Los futuros diplomáticos de España participaron en un ambicioso proceso de formación destinado a «aprehender bien la realidad del país para poder venderla en sus lugares de destino». El proyecto incluía la instrucción por parte de importantes personalidades de la época como Vicente Álvarez-Buylla, José Sebastián de Erice, José Torroba, Luis Olariaga o Federico Castro, así como la realización de un viaje por el país para conocer de primera mano el patrimonio cultural y la industria.

Para ello, los 28 participantes recorrieron La Mancha, Andalucía -Córdoba, Sevilla y Granada principalmente-, Murcia, Valencia, Cataluña -Tarragona, Barcelona y Lérida-, Aragón y Madrid entre el 10 y el 24 de mayo de 1933. El viaje quedó registrado en una serie de diarios que revelan la mirada sobre la España del momento de figuras como Francisco García Lorca, Salvador Téllez o Ángel Sanz Briz. «Era un país en transición, que buscaba la modernidad y que quería dar una imagen acorde a la esperanza puesta por los países europeos en la república española».

Precisamente el hermano de Lorca es uno de los grandes protagonistas del grupo. «Culto, inteligente, preparado y trabajador, Francisco era la imagen de la nueva España con la que soñaba el gobierno de Azaña. Estaba claramente alineado con los objetivos de la República y se mantuvo fiel a sus ideas», confirma el investigador.

El hermano del poeta dejó testimonio de su vinculación sentimental con el campo castellano -«Siento el paisaje castellano como ninguno de España», escribió en su diario durante el viaje- y tuvo una especial sintonía con Pedro Cortina Mauri, compañero de promoción y posterior ministro de Asuntos Exteriores en la época de la llamada Marcha Verde y la descolonización del Sahara.

El viaje, recortado en un principio por motivos económicos, fue posteriormente ampliado al continente europeo. Gracias a ello, Francisco García Lorca, Felipe Ximénez de Sandoval, Ángel Sanz Briz y el resto de miembros de la promoción fueron testigos de importantes hitos de la alta política de la época, como la convención de Ginebra en la que Goebbels, ministro de exteriores del nuevo gobierno de Hitler, confirmó la salida de Alemania de la Sociedad de Naciones.
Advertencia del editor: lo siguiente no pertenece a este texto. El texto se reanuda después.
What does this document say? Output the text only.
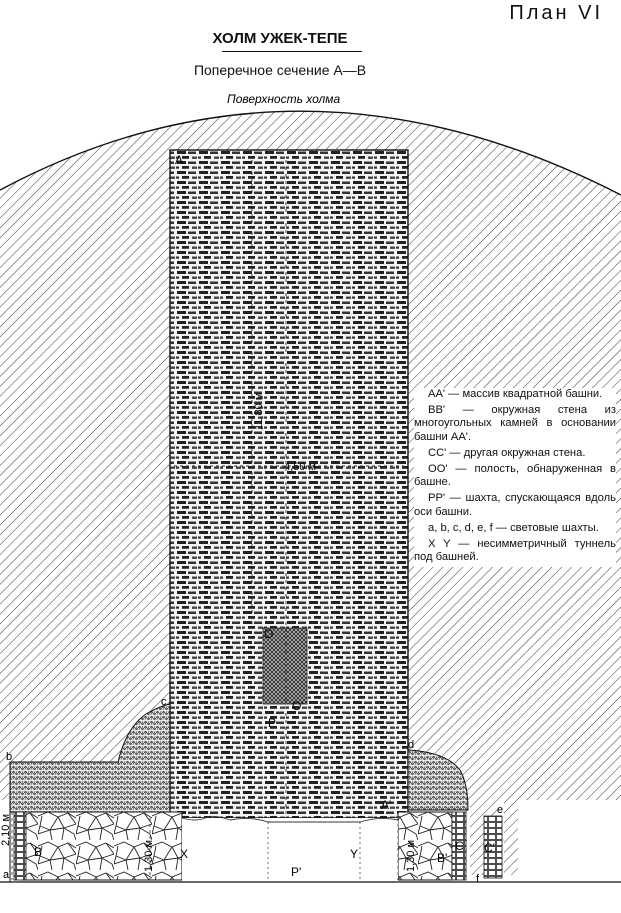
Поверхность холма
A
A'
B	B'
C C'
O
O'
P
P'
a
b
c
d
e
f
X	Y
4,50 м
11,80 м
2,10 м
1,30 м	1,30 м
План VI
ХОЛМ УЖЕК-ТЕПЕ
Поперечное сечение A—B

AA' — массив квадратной башни.

BB' — окружная стена из многоугольных камней в основании башни AA'.

CC' — другая окружная стена.

OO' — полость, обнаруженная в башне.

PP' — шахта, спускающаяся вдоль оси башни.

a, b, c, d, e, f — световые шахты.

X Y — несимметричный туннель под башней.
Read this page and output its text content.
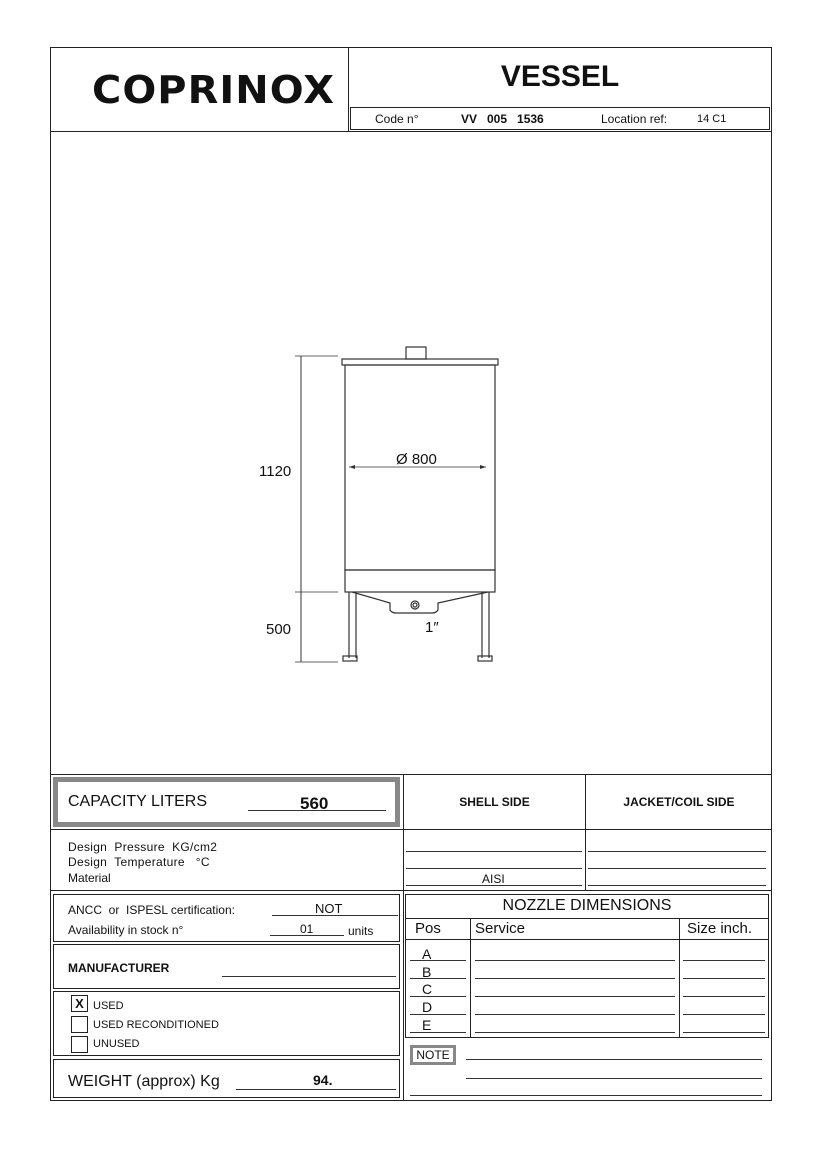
COPRINOX	VESSEL
Code n°	VV   005   1536	Location ref:	14 C1
1120
500
Ø 800
1″
CAPACITY LITERS	560	SHELL SIDE	JACKET/COIL SIDE
Design  Pressure  KG/cm2
Design  Temperature   °C
Material	AISI
ANCC  or  ISPESL certification:	NOT
Availability in stock n°	01	units
MANUFACTURER
X USED
USED RECONDITIONED
UNUSED
WEIGHT (approx) Kg	94.
NOZZLE DIMENSIONS
Pos Service	Size inch.
A
B
C
D
E
NOTE
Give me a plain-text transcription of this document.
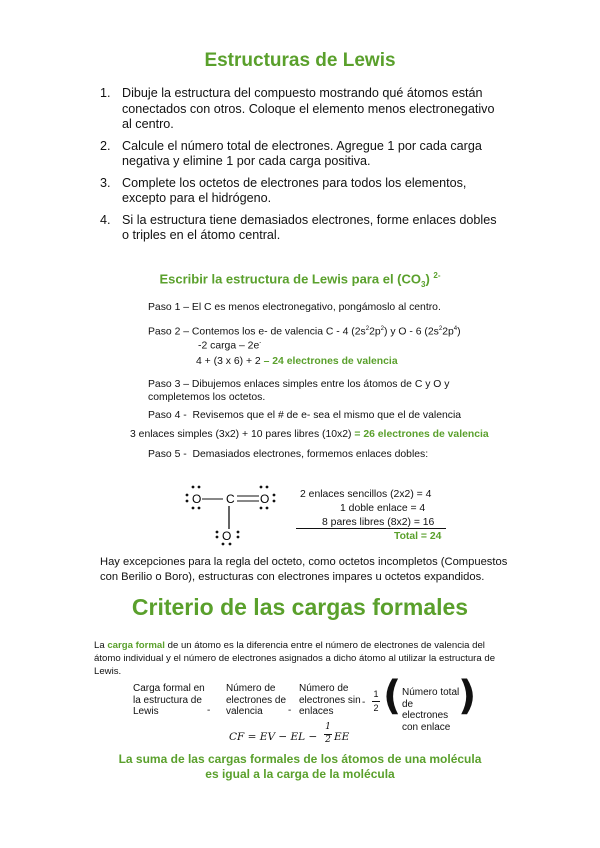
Estructuras de Lewis
1. Dibuje la estructura del compuesto mostrando qué átomos están conectados con otros. Coloque el elemento menos electronegativo al centro.
2. Calcule el número total de electrones. Agregue 1 por cada carga negativa y elimine 1 por cada carga positiva.
3. Complete los octetos de electrones para todos los elementos, excepto para el hidrógeno.
4. Si la estructura tiene demasiados electrones, forme enlaces dobles o triples en el átomo central.
Escribir la estructura de Lewis para el $(CO_3)$ $^{2-}$
Paso 1 – El C es menos electronegativo, pongámoslo al centro.
Paso 2 – Contemos los e- de valencia C - 4 $(2s^22p^2)$ y O - 6 $(2s^22p^4)$
-2 carga – 2e-
4 + (3 x 6) + 2 – 24 electrones de valencia
Paso 3 – Dibujemos enlaces simples entre los átomos de C y O y completemos los octetos.
Paso 4 - Revisemos que el # de e- sea el mismo que el de valencia
3 enlaces simples (3x2) + 10 pares libres (10x2) = 26 electrones de valencia
Paso 5 - Demasiados electrones, formemos enlaces dobles:
O C O
O
2 enlaces sencillos (2x2) = 4
1 doble enlace = 4
8 pares libres (8x2) = 16
Total = 24
Hay excepciones para la regla del octeto, como octetos incompletos (Compuestos con Berilio o Boro), estructuras con electrones impares u octetos expandidos.
Criterio de las cargas formales
La carga formal de un átomo es la diferencia entre el número de electrones de valencia del átomo individual y el número de electrones asignados a dicho átomo al utilizar la estructura de Lewis.
Carga formal en la estructura de Lewis	-
Número de electrones de valencia	-
Número de electrones sin enlaces
-
1
2 ( Número total de electrones con enlace
)
CF = EV − EL −
1
2 EE
La suma de las cargas formales de los átomos de una molécula
es igual a la carga de la molécula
Ya entonces, apenas unos meses después de que el político alemán derribara las instituciones de la vieja República de Weimar, los futuros diplomáticos republicanos tomaron consciencia del potencial terrible que escondía la figura de Hitler. «Reflexionaron mucho sobre lo que estaba ocurriendo en Centroeuropa, no entendían cómo un patán como Hitler había logrado embaucar a un país tan culto como Alemania y lo empujaba al desastre», explica Caballero.

La guerra

Aquella brillante promoción apenas tuvo tiempo de ocupar sus destinos. El golpe de estado de julio de 1936 y el desencadenamiento de la Guerra Civil dividió en dos a una generación única. Algunos como Ángel Sanz, Antonio Espinosa, Felipe Ximénez de Sandoval, Pedro Cortina o Jaime Argüelles tomaron parte en el bando sublevado y prosiguieron su carrera diplomática más allá de la guerra. Otros como Luis Tobío, Salvador Téllez o Francisco García Lorca se mantuvieron fieles al gobierno legítimo de la República y fueron expulsados del cuerpo diplomático por el régimen de Franco.

La dictadura dinamitó la nueva estructura diplomática republicana y regresó a las viejas formas predemocráticas. Así desaparecieron los primeros promotores de la Marca España.